Zulkipli menjelaskan bahwa SE2026 merupakan sensus ekonomi kelima yang dilaksanakan BPS dan menjadi sensus paling menantang karena langsung menyasar pelaku usaha sebagai responden utama.

Berdasarkan paparannya, SE2026 akan memotret seluruh kegiatan ekonomi di 38 provinsi dan 514 kabupaten/kota, kecuali sektor pertanian, administrasi pemerintahan, serta aktivitas rumah tangga untuk konsumsi sendiri.

BPS menyiapkan pendekatan berbeda dibanding sensus sebelumnya, termasuk pemanfaatan teknologi digital serta penguatan kolaborasi lintas kementerian/lembaga dan asosiasi pelaku usaha.

Baca Juga: Terima Panel Interaktif Digital, Prabowo: Ini Lompatan Teknologi Digitalisasi

“Karena biar bagaimanapun BPS pasti tidak akan mungkin berjalan sendiri untuk melaksanakannya,” ujar Zulkipli.

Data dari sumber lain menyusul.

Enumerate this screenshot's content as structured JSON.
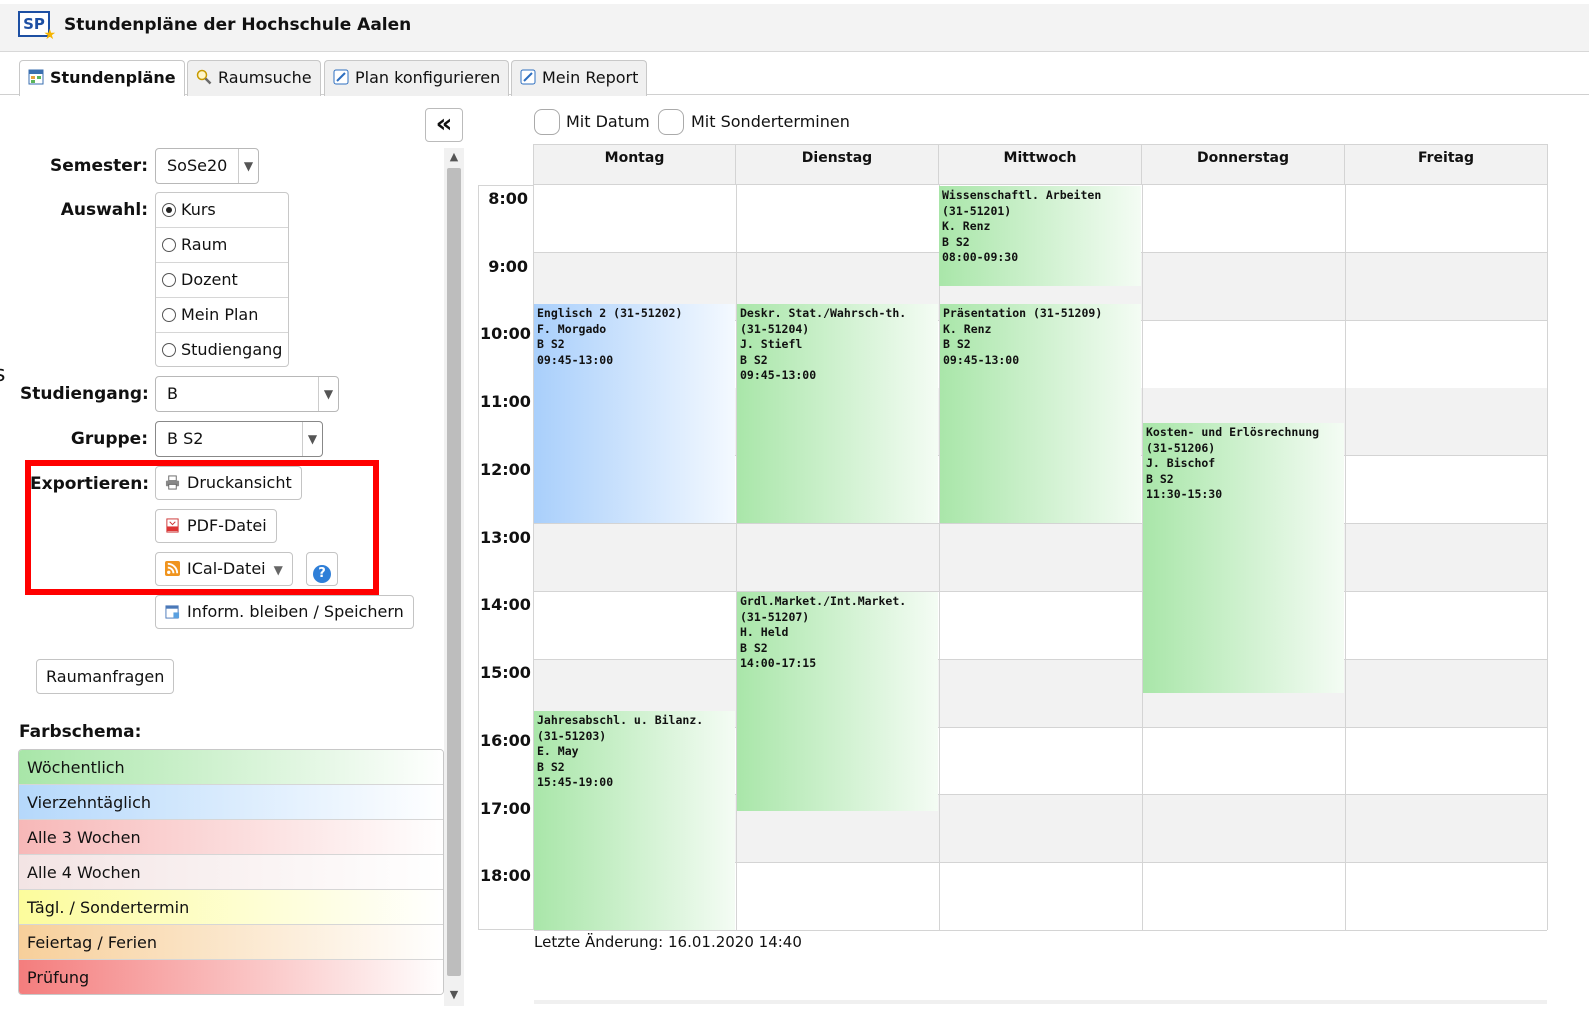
{
  "app": {
    "logo": "SP",
    "title": "Stundenpläne der Hochschule Aalen"
  },
  "tabs": [
    {
      "label": "Stundenpläne",
      "icon": "table-icon",
      "active": true
    },
    {
      "label": "Raumsuche",
      "icon": "magnifier-icon",
      "active": false
    },
    {
      "label": "Plan konfigurieren",
      "icon": "edit-icon",
      "active": false
    },
    {
      "label": "Mein Report",
      "icon": "edit-icon",
      "active": false
    }
  ],
  "sidebar": {
    "collapse": "«",
    "semester": {
      "label": "Semester:",
      "value": "SoSe20"
    },
    "auswahl": {
      "label": "Auswahl:",
      "options": [
        "Kurs",
        "Raum",
        "Dozent",
        "Mein Plan",
        "Studiengang"
      ],
      "selected": "Kurs"
    },
    "studiengang": {
      "label": "Studiengang:",
      "value": "B"
    },
    "gruppe": {
      "label": "Gruppe:",
      "value": "B S2"
    },
    "exportieren": {
      "label": "Exportieren:",
      "druckansicht": "Druckansicht",
      "pdf": "PDF-Datei",
      "ical": "ICal-Datei",
      "help": "?"
    },
    "inform": "Inform. bleiben / Speichern",
    "raumanfragen": "Raumanfragen",
    "farbschema": {
      "label": "Farbschema:",
      "items": [
        {
          "label": "Wöchentlich",
          "color": "#a8e6a8"
        },
        {
          "label": "Vierzehntäglich",
          "color": "#b5d8fb"
        },
        {
          "label": "Alle 3 Wochen",
          "color": "#f7b8b8"
        },
        {
          "label": "Alle 4 Wochen",
          "color": "#f3e4e4"
        },
        {
          "label": "Tägl. / Sondertermin",
          "color": "#fcfc9c"
        },
        {
          "label": "Feiertag / Ferien",
          "color": "#f7cf9a"
        },
        {
          "label": "Prüfung",
          "color": "#f47d7d"
        }
      ]
    }
  },
  "plan": {
    "mit_datum": "Mit Datum",
    "mit_sonderterminen": "Mit Sonderterminen",
    "days": [
      "Montag",
      "Dienstag",
      "Mittwoch",
      "Donnerstag",
      "Freitag"
    ],
    "times": [
      "8:00",
      "9:00",
      "10:00",
      "11:00",
      "12:00",
      "13:00",
      "14:00",
      "15:00",
      "16:00",
      "17:00",
      "18:00"
    ],
    "events": [
      {
        "lines": [
          "Wissenschaftl. Arbeiten",
          "(31-51201)",
          "K. Renz",
          "B S2",
          "08:00-09:30"
        ],
        "type": "green"
      },
      {
        "lines": [
          "Englisch 2 (31-51202)",
          "F. Morgado",
          "B S2",
          "09:45-13:00"
        ],
        "type": "blue"
      },
      {
        "lines": [
          "Deskr. Stat./Wahrsch-th.",
          "(31-51204)",
          "J. Stiefl",
          "B S2",
          "09:45-13:00"
        ],
        "type": "green"
      },
      {
        "lines": [
          "Präsentation (31-51209)",
          "K. Renz",
          "B S2",
          "09:45-13:00"
        ],
        "type": "green"
      },
      {
        "lines": [
          "Kosten- und Erlösrechnung",
          "(31-51206)",
          "J. Bischof",
          "B S2",
          "11:30-15:30"
        ],
        "type": "green"
      },
      {
        "lines": [
          "Grdl.Market./Int.Market.",
          "(31-51207)",
          "H. Held",
          "B S2",
          "14:00-17:15"
        ],
        "type": "green"
      },
      {
        "lines": [
          "Jahresabschl. u. Bilanz.",
          "(31-51203)",
          "E. May",
          "B S2",
          "15:45-19:00"
        ],
        "type": "green"
      }
    ],
    "last_change": "Letzte Änderung: 16.01.2020 14:40"
  }
}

Pendataan SE2026 dilakukan dalam dua tahap. Fase pertama berlangsung pada 1–30 Mei 2026 menggunakan metode Computer Assisted Web Interviewing (CAWI) untuk usaha besar yang memiliki alamat email.

Fase kedua dilakukan pada Sabtu 16 Mei hingga Jumat 31 Juli 2026 dengan metode Computer Assisted Personal Interview (CAPI) yang menyasar usaha mikro, kecil, menengah, serta usaha besar yang belum memiliki email.

Staf Ahli Menteri Komunikasi dan Digital Bidang Komunikasi dan Media Massa, Molly Prabawati, menekankan bahwa tingkat partisipasi pelaku usaha menjadi faktor kunci keberhasilan SE2026.

“Keberhasilan Sensus Ekonomi sangat ditentukan oleh tingkat partisipasi pelaku usaha. Tantangan terbesar sensus bukan hanya pada cakupan wilayah tetapi pada response rate dan kepercayaan responden terhadap proses pendataan,” ujar Molly.

Baca Juga: BPS Libatkan Mitra Statistik untuk Verifikasi 11 Juta Peserta PBI JKN

Ia mengutip survei internal BPS tahun 2025 yang menunjukkan 68 persen pelaku usaha bersedia berpartisipasi jika mendapat penjelasan jelas mengenai tujuan dan manfaat sensus, sementara 27 persen masih ragu karena khawatir data disalahgunakan.

Menurut Molly, komunikasi publik yang menjelaskan bahwa data sensus dilindungi Undang-Undang Nomor 16 Tahun 1997 tentang Statistik menjadi kunci untuk meningkatkan kepercayaan responden.

Melalui sosialisasi SE2026, BPS menargetkan partisipasi pelaku usaha meningkat sehingga data yang dihasilkan dapat memotret struktur ekonomi, ekonomi digital, dan ekonomi lingkungan secara lebih akurat sebagai dasar perencanaan pembangunan nasional menuju Indonesia Emas 2045.